I wish there was some sort of descriptor for the state between generalized, low-grade worry and the sort of panic that causes a person to think they’re having a heart attack. I worry that applying the label of “panic attack” to the seemingly endless stretches of heart-pounding, trembling, dizzying time that I spend trying not to hyperventilate, trying not to let anyone else see how completely unhinged I feel is too extreme, because I never think my heart is going to stop…I just don’t know how long I can handle hearing its racing staccato before I scream. It’s probably a useless thing to worry about, but hey, that’s what AnxietyBrain is best at: taking trivial, mundane things and fixating on them in such a way that they gnaw at the fabric of sanity until the vague feelings of unease compound and snowball and turn into something monstrous.

On top of the AnxietyBrain, I think I’m heading into a bit of a down swing. My depressive episodes have been unbelievably mild and unexpectedly brief for the past seven months or so (whether this is tied to the fact that I started on testosterone around that time, I don’t know for sure). This has been nice. However, past experience has taught me not to trust that this will last, so every time I feel myself slipping down from ManicBrain in the direction of DepressedBrain, I am apprehensive. DepressedBrain has significantly less energy than its partner, and that makes it hard to keep up with life. I have a lot of activities packed into my life these days, and I am not confident that DepressedBrain has the horsepower to handle all of that. This, of course, makes the AnxietyBrain that much worse.

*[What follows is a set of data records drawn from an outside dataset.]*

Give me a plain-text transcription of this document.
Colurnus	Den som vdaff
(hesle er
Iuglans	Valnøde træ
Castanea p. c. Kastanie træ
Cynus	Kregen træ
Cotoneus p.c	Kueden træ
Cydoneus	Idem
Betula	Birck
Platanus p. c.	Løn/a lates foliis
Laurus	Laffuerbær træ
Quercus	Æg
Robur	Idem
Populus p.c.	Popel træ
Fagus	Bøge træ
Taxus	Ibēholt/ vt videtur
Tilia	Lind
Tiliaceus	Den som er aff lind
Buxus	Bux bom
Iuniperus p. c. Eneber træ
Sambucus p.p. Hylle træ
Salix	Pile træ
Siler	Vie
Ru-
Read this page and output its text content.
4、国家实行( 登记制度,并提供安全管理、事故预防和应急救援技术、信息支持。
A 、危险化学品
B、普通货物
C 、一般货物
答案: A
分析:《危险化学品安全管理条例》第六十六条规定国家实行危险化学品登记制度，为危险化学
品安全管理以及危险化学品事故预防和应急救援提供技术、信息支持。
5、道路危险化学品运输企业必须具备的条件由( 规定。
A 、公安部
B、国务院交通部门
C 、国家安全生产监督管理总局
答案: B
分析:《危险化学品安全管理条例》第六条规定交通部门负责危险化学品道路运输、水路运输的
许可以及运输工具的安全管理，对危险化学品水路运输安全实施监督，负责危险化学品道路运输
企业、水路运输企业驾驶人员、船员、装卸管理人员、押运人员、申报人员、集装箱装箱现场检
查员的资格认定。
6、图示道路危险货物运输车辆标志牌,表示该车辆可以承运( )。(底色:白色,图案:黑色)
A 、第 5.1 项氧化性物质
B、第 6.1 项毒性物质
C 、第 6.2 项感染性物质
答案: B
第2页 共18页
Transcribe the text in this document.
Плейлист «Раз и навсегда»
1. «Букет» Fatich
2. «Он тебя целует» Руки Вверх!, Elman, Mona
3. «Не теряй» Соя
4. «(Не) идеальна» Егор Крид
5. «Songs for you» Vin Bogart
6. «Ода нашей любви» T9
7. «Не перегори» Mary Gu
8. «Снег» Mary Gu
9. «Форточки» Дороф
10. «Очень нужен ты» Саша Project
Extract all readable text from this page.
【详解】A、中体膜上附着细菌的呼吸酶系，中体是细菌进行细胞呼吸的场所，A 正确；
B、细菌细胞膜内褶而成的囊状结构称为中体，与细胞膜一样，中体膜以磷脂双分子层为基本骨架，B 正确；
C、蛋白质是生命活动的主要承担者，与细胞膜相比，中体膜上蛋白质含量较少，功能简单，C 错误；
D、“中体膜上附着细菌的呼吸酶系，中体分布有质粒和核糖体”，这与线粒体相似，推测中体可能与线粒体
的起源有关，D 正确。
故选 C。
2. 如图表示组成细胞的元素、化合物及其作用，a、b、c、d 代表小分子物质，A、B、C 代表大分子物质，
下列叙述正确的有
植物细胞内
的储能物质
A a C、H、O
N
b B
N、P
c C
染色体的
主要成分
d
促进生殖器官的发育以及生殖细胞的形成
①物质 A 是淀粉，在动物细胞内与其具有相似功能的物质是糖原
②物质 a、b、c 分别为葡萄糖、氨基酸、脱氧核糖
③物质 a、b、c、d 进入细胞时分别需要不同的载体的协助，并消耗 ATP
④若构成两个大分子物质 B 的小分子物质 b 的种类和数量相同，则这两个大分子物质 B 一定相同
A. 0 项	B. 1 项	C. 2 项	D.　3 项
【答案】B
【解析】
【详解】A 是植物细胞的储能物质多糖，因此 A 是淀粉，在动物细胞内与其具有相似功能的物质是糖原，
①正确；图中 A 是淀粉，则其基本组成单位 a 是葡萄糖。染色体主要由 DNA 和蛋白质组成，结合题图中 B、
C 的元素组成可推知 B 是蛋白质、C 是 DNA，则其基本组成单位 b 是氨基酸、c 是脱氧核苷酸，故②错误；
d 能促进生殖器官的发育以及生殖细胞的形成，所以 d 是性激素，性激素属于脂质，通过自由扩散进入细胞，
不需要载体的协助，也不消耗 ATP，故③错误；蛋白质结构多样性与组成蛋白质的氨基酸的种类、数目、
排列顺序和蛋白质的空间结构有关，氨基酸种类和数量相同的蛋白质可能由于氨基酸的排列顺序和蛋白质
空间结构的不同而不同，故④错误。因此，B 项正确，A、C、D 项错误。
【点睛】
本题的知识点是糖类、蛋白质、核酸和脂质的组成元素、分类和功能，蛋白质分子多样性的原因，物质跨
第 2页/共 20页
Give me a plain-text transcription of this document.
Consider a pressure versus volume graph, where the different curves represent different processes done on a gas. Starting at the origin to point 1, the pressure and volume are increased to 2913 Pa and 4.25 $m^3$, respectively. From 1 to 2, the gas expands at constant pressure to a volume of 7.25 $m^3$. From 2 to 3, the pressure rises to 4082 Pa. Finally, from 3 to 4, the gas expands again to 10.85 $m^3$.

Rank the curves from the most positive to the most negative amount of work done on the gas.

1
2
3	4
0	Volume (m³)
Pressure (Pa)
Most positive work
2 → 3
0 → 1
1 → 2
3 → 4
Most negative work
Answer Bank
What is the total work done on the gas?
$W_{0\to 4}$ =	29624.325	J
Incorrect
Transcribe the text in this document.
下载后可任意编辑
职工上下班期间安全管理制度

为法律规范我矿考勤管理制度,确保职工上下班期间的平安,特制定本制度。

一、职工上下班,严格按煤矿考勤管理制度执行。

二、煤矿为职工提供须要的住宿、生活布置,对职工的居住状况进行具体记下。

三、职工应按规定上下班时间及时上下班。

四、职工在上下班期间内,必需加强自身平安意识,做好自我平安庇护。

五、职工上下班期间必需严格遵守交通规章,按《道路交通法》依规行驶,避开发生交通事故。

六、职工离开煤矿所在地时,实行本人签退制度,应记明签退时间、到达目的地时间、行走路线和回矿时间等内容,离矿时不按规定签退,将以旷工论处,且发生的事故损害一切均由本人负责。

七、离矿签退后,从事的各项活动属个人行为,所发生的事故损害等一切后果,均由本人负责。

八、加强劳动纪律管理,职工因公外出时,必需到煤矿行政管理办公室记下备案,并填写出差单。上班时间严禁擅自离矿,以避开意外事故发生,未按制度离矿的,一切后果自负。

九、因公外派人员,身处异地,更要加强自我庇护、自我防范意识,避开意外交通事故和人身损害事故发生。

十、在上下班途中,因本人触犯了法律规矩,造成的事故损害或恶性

I’m not entirely certain what the point of this particular post is, other than to say sometimes, brains are frustrating, and no matter how much we might know, from a rational standpoint, that the current state of things will probably not last forever, it doesn’t really make what’s happening NOW any easier…and there’s always that lingering doubt. What if this is the way things are now? What if I’m stuck being an anxious ball of sad forever? It sucks.

What does help, though, is the knowledge that my life is full of extraordinary people, people who love me and will not stop loving me even if I am an anxious ball of sad forever. They will let me be anxious and sad, if that is what I need to be, but they will also comfort and cheer me, and I know that if anything or anyone has the power to get me out of a slump, it’s the incredible people I am blessed to call friends and family.